Deuxième promesse, maintenant. Allez allez, un petit effort. Oui, voilà, bravo. La cristallisation d’un projet de troisième lien dépourvu d’études scientifiques. Parce qu’il s’agit, aux dires de mini-Maurice, d’un projet… politique. Ben coudonc. Comme si politique et science étaient nécessairement antipodiques.
Troisième promesse? Allez fort. Go. C’est long, c’est long. Rien? OK. Ce que je pensais. Et je ne vous blâme pas. Je cherche aussi.
Reste, cela dit, les propos disgracieux sur l’immigration. Ceux de Boulet, bien entendu. Mais aussi et peut-être surtout ceux de Legault lui-même, à répétition. Associant, d’abord, l’immigration à la violence. Associant, ensuite, cette dernière à des enjeux de cohésion sociale. Associant, peu après, toujours celle-ci à l’extrême-droite suédoise et allemande. Accusant, enfin, les Attikameks d’apparemment refuser de «régler le problème du racisme», au Québec, lui-même qui aura refusé d’accepter le pourtant minimaliste Principe de Joyce.
Outrecuidant, fallacieux et abject dans l’ensemble des cas de figure.
Le lien avec Duplessis? Ici: diviser, sectariser, monter les uns contre l’Autre, cet ennemi imaginaire. Faire du wedge politic de bas étage. Laisser entendre qu’il y a une menace sourde, constante, imminente. Alors que le Cheuf visait les communistes et les Témoins de Jéhovah, mini-Maurice aura pour sa part choisi, contexte 2022 oblige, Autochtones et immigrants. Diviser plutôt qu’unir. Sortir les épouvantails.
Le français va mal? La faute aux immigrants. Ça brasse dans les rues de Montréal? La faute aux immigrants. Y a de la chicane dans la cabane? La faute aux immigrants. Les Autochtones craignent encore d’aller se faire soigner à l’hôpital? Leur faute.
Méfie-toi, peuple. L’ennemi approche. Rassure-toi, peuple. Mini-Maurice veille au grain.
Une petite anecdote, pour le plaisir: lors de l’inauguration du pont de Trois-Rivières, Duplessis devait s’exclamer: ce pont est aussi solide que l’Union nationale!! Or, peu après, effondrement total de la nouvelle infrastructure. Vrouf. Ça prenait, évidemment, un coupable. Bonne nouvelle, le Cheuf l’avait débusqué: la faute des communistes!! Ayant nommé une commission chargée de faire enquête, celle-ci devait arriver à la conclusion suivante: simple problème d’ingénierie. Manifestement insatisfait, le Cheuf força la commission à refaire ses devoirs. Le rapport final indiqua: «Il nous est impossible de faire la preuve qu’il ne s’agit pas des communistes.» Et voilà le travail!
Le lien avec Legault?
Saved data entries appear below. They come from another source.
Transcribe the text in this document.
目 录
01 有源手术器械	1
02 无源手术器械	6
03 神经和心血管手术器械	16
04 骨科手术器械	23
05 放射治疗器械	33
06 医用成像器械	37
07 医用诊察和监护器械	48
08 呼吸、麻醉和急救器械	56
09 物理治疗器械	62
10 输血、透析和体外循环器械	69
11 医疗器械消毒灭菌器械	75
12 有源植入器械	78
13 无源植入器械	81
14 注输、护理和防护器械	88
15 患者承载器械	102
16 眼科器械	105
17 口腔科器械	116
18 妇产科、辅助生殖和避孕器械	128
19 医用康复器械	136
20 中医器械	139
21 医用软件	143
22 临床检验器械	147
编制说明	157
Ceci: toujours la faute des autres. De l’ennemi imaginaire. Jamais la sienne. Diviser. Tout le temps. Toujours. Et parler au nom du peuple, bien sûr, formule éprouvée par tout populiste.
Chatouillé par les critiques sur ses propos et ceux de Boulet sur l’immigration, Legault répliqua: «Moi, je pense que la majorité des Québécois veulent qu’on protège notre langue et nos valeurs. On est là où sont les Québécois, pas quelques analystes qui disent le contraire et qui associent ça à du racisme.»
Re-voilà.
Une dernière, pour le fun. Le slogan de l’Union nationale en 1952? Laissons Duplessis continuer son œuvre.
Un hasard n’attend pas l’autre, faut croire.
Attablé à un lunch la semaine dernière avec le dramaturge René-Daniel Dubois, ce dernier me matraque de l’expression Mini-Maurice, dont la paternité du présent titre lui revient. Il sourit, mitraille, et recommence jusqu’à plus soif. Je ris fort.
– Tu veux savoir pourquoi je l’appelle Mini-Maurice et pas Maurice tout court?
– Enweye donc.
– Parce que le vrai Maurice, lui, avait une certaine stature.